All manner of new applications and value added products will find rich niches in this new market. A good example would be sophisticated profiling software that can deliver granular assessments of what the best opportunities for saving energy exist within some home (or institutional) network. This would be based on a baseline of data gathered from the networked energy appliances and the usage patterns in the larger context of wider grid fluctuations of supply and demand. Firewalls for these inner networks of smart appliances will needed to be built in order to protect access to sensitive information, and to safeguard networked appliances from becoming controlled in an unauthorized manner.
Software for Energy Suppliers and Larger Institutional Consumers
For larger institutional users, there may be tie-ins with carbon accounting systems (and software). For example, a large institution that implements a smart energy usage plan may be able to significantly reduced its carbon footprint, and be able to record this onto its carbon balance sheet – but only if it can clearly account for these savings and show how its smart energy plan reduced peak grid demand. On the supply side, real time price spot market conditions can deliver signals for when to release supplies onto the grid. (This is assuming that these spot markets are opened up to small suppliers.) For example, various widely distributed energy storage technologies, such as flywheel, super-conducting capacitors, batteries, compressed air etc. seem a natural pair to intermittent energy harvesting systems. These storage nodes will be able to respond to real-time spot conditions to sell onto the peak and build up stores in the demand troughs – thus evening out peaks and valleys of supply and demand.

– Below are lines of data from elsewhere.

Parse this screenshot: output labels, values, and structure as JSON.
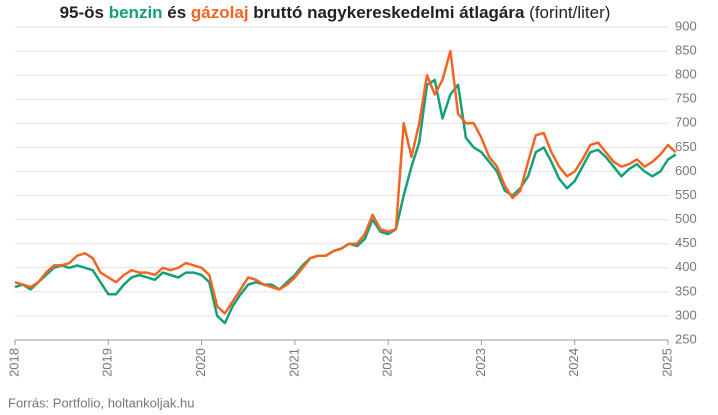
{
  "chart_data": {
    "type": "line",
    "title_parts": [
      "95-ös ",
      "benzin",
      " és ",
      "gázolaj",
      " bruttó nagykereskedelmi átlagára",
      " (forint/liter)"
    ],
    "source": "Forrás: Portfolio, holtankoljak.hu",
    "x": [
      2018,
      2018.083,
      2018.167,
      2018.25,
      2018.333,
      2018.417,
      2018.5,
      2018.583,
      2018.667,
      2018.75,
      2018.833,
      2018.917,
      2019,
      2019.083,
      2019.167,
      2019.25,
      2019.333,
      2019.417,
      2019.5,
      2019.583,
      2019.667,
      2019.75,
      2019.833,
      2019.917,
      2020,
      2020.083,
      2020.167,
      2020.25,
      2020.333,
      2020.417,
      2020.5,
      2020.583,
      2020.667,
      2020.75,
      2020.833,
      2020.917,
      2021,
      2021.083,
      2021.167,
      2021.25,
      2021.333,
      2021.417,
      2021.5,
      2021.583,
      2021.667,
      2021.75,
      2021.833,
      2021.917,
      2022,
      2022.083,
      2022.167,
      2022.25,
      2022.333,
      2022.417,
      2022.5,
      2022.583,
      2022.667,
      2022.75,
      2022.833,
      2022.917,
      2023,
      2023.083,
      2023.167,
      2023.25,
      2023.333,
      2023.417,
      2023.5,
      2023.583,
      2023.667,
      2023.75,
      2023.833,
      2023.917,
      2024,
      2024.083,
      2024.167,
      2024.25,
      2024.333,
      2024.417,
      2024.5,
      2024.583,
      2024.667,
      2024.75,
      2024.833,
      2024.917,
      2025,
      2025.083
    ],
    "series": [
      {
        "name": "benzin",
        "color": "#13a07a",
        "values": [
          360,
          365,
          355,
          370,
          385,
          400,
          405,
          400,
          405,
          400,
          395,
          370,
          345,
          345,
          365,
          380,
          385,
          380,
          375,
          390,
          385,
          380,
          390,
          390,
          385,
          370,
          300,
          285,
          320,
          345,
          365,
          370,
          365,
          365,
          355,
          370,
          385,
          405,
          420,
          425,
          425,
          435,
          440,
          450,
          445,
          460,
          500,
          475,
          470,
          480,
          550,
          610,
          660,
          780,
          790,
          710,
          760,
          780,
          670,
          650,
          640,
          620,
          600,
          560,
          550,
          565,
          590,
          640,
          650,
          620,
          585,
          565,
          580,
          610,
          640,
          645,
          630,
          610,
          590,
          605,
          615,
          600,
          590,
          600,
          625,
          635
        ]
      },
      {
        "name": "gázolaj",
        "color": "#f26522",
        "values": [
          370,
          365,
          360,
          370,
          390,
          405,
          405,
          410,
          425,
          430,
          420,
          390,
          380,
          370,
          385,
          395,
          390,
          390,
          385,
          400,
          395,
          400,
          410,
          405,
          400,
          385,
          320,
          305,
          330,
          355,
          380,
          375,
          365,
          360,
          355,
          365,
          380,
          400,
          420,
          425,
          425,
          435,
          440,
          450,
          450,
          470,
          510,
          480,
          475,
          480,
          700,
          630,
          700,
          800,
          760,
          790,
          850,
          720,
          700,
          700,
          670,
          630,
          610,
          570,
          545,
          560,
          620,
          675,
          680,
          640,
          610,
          590,
          600,
          625,
          655,
          660,
          640,
          620,
          610,
          615,
          625,
          610,
          620,
          635,
          655,
          640
        ]
      }
    ],
    "xlim": [
      2018,
      2025.15
    ],
    "xticks": [
      2018,
      2019,
      2020,
      2021,
      2022,
      2023,
      2024,
      2025
    ],
    "ylim": [
      250,
      900
    ],
    "yticks": [
      250,
      300,
      350,
      400,
      450,
      500,
      550,
      600,
      650,
      700,
      750,
      800,
      850,
      900
    ],
    "grid": true
  }
}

Brand New Kinds of Software and Services are Likely Waiting to be Discovered
Many as yet unforeseen software applications and new services will be discovered as intelligence becomes pervasive in the grids and on the consuming appliances. Various sub-networks (such as a home energy network) and these applications will pop up in surprising new places. Smart energy applications for Smartphone’s, enabling users to control while on the go — and why not! As a software developer, I am excited by the huge potential I can see in these new networks that couple energy flows with the flow of information. I wonder what others are thinking along these lines. Where do you see this leading? What new products and services do you think will become enabled by this brand new kind of coupled-network that is just now being born into our world?